APEX abundance estimates are absolute
in the sense that they are not relative to a second dataset representing a different condition or control, as is done in some relative protein quantitation methods such as SILAC [8
]. Also, the abundance estimates within a sample are normalized and can be readily compared to estimates from other samples. While a particular protein's abundance is presented relative
to all proteins within the sample, multiplication by C puts the abundance values into absolute terms.
This paper describes a new software tool, the APEX Quantitative Proteomics Tool, an implementation of the APEX technique for the quantitation of proteins based on LC- MS/MS proteomics results. The main role of the tool is to compute APEX protein abundance values using equation 1, however the tool also supports preparation of prior information, such as derivation of Oi values for proteins under study, as well as post-processing data analysis.
The APEX tool supports three primary processing tasks as shown in figure . The first task is the construction of a training data set that relates prior peptide MS data to a set of peptide physicochemical properties which is used to predict peptide MS detection probabilities. The peptide MS detection probabilities are needed to estimate expected spectral counts for each protein (Oi values). The use of prior (user-defined) MS data insures that the later calculations reflect the specific laboratory protocols, MS instrumentation, instrument settings, and the particular proteins under study and other factors that could influence peptide detection. The training data can be an independent high-quality MS dataset or even an experimental dataset.
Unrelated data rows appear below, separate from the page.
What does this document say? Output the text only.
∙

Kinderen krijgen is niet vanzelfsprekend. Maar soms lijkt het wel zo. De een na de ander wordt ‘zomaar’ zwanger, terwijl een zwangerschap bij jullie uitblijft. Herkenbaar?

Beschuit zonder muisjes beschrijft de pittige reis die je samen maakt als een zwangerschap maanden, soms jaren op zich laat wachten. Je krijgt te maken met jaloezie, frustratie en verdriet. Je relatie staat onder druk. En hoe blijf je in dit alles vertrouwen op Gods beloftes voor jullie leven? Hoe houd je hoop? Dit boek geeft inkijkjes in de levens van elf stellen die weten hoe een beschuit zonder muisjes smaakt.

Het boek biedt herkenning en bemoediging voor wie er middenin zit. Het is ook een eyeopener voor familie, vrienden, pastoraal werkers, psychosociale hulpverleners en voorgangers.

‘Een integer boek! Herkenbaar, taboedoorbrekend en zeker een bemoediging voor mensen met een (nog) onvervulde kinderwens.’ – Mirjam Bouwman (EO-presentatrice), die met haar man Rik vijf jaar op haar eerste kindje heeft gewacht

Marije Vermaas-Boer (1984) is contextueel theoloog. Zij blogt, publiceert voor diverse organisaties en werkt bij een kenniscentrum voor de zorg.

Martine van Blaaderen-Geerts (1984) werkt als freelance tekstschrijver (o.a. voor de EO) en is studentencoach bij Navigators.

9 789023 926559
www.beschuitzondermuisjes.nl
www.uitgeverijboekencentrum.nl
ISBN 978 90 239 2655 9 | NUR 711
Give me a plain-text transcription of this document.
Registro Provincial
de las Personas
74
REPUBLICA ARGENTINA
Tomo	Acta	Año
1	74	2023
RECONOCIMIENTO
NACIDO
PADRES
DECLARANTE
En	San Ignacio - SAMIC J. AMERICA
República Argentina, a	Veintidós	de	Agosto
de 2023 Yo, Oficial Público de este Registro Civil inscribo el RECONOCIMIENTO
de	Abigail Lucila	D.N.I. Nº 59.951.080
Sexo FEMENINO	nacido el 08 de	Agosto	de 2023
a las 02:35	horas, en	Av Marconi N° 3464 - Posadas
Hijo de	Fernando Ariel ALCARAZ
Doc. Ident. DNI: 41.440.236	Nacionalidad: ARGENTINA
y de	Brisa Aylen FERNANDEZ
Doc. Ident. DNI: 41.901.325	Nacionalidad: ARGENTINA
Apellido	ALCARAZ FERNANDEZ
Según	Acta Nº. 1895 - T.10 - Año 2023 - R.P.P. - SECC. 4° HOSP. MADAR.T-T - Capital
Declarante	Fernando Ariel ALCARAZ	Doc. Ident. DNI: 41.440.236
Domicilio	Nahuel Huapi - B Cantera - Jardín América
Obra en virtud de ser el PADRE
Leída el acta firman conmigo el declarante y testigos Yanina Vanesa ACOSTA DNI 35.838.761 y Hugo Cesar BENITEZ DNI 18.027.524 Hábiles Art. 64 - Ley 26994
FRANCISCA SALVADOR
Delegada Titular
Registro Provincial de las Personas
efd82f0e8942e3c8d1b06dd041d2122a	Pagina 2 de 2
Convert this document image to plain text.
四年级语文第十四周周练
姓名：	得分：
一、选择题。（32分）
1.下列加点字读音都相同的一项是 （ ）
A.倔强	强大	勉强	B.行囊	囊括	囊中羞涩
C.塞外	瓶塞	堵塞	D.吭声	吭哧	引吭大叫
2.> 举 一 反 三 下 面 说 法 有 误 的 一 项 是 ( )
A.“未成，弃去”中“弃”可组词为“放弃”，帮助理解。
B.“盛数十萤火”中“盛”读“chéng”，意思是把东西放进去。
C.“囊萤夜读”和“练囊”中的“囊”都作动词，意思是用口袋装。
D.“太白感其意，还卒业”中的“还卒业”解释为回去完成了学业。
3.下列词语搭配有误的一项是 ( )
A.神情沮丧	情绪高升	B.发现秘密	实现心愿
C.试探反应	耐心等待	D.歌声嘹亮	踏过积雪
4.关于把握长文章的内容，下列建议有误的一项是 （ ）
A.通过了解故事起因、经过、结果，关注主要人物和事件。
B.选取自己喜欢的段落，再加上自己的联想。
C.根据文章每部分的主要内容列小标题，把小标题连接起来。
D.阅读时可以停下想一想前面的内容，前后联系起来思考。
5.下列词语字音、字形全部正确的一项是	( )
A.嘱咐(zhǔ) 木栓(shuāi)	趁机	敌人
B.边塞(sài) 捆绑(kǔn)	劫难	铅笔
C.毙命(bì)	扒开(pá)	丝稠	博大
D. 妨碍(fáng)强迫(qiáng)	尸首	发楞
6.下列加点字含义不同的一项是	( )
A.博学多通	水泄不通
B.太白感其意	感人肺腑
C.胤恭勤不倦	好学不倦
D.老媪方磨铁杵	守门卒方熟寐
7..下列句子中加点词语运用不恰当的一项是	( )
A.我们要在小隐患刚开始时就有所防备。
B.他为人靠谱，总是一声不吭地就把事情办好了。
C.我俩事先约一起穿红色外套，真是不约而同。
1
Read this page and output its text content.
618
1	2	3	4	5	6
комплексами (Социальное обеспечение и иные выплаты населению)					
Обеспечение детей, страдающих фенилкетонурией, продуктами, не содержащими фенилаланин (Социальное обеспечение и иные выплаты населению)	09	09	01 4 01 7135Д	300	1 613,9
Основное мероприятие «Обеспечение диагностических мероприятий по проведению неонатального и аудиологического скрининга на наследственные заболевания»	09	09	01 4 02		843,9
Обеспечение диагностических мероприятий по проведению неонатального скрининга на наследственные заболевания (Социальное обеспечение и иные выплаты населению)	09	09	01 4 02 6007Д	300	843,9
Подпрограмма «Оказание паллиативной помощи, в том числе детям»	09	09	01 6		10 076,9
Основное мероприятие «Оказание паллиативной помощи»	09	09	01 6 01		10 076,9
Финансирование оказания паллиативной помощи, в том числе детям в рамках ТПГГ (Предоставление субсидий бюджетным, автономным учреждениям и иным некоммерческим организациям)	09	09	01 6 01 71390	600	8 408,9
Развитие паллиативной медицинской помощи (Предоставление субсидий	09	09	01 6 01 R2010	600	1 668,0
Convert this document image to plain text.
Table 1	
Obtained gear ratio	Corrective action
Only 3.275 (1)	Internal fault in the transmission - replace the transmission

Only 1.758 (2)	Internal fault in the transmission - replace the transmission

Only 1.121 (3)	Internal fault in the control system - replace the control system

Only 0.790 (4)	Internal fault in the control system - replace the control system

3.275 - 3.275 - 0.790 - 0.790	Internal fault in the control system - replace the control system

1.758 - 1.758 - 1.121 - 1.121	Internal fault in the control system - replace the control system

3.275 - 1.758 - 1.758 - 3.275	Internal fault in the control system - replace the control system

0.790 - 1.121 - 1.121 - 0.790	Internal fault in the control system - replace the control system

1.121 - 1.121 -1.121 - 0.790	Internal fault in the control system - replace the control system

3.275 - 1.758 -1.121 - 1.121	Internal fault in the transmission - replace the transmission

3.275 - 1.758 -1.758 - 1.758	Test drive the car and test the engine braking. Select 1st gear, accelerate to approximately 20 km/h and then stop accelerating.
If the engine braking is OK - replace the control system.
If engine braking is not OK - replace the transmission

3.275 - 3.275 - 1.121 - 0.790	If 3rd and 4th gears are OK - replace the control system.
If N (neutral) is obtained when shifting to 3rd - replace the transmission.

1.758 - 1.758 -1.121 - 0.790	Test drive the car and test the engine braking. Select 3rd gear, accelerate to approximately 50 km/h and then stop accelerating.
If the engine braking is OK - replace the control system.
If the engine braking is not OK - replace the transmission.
Figure 1 Primary Processing Tasks within the APEX Quantitative Proteomics Tool. The flowchart illustrates the three major processing tasks within the APEX tool. Processes are depicted in rounded rectangles while data inputs are shown as rectangles where bold rectangles (more ...)
The second processing task is the generation of an Oi value for each protein under study. This step uses the generated training data, peptide physicochemical properties and peptide MS detection calls, to build a classifier to predict peptide detection probabilities. Each protein sequence from a supplied FASTA sequence file undergoes an in silico trypsin digestion and each peptide is assigned an MS detection probability. The probabilities for each peptide derived from protein i are summed to produce the protein's Oi value. This Oi value is the predicted peptide detection (spectral) count for one molecule of protein i.
The third processing task uses the previously generated Oi values and LC-MS/MS experimental results, which provide ni and pi, to produce protein abundance values according to equation 1. These quantitation results can be piped into several post-processing tools.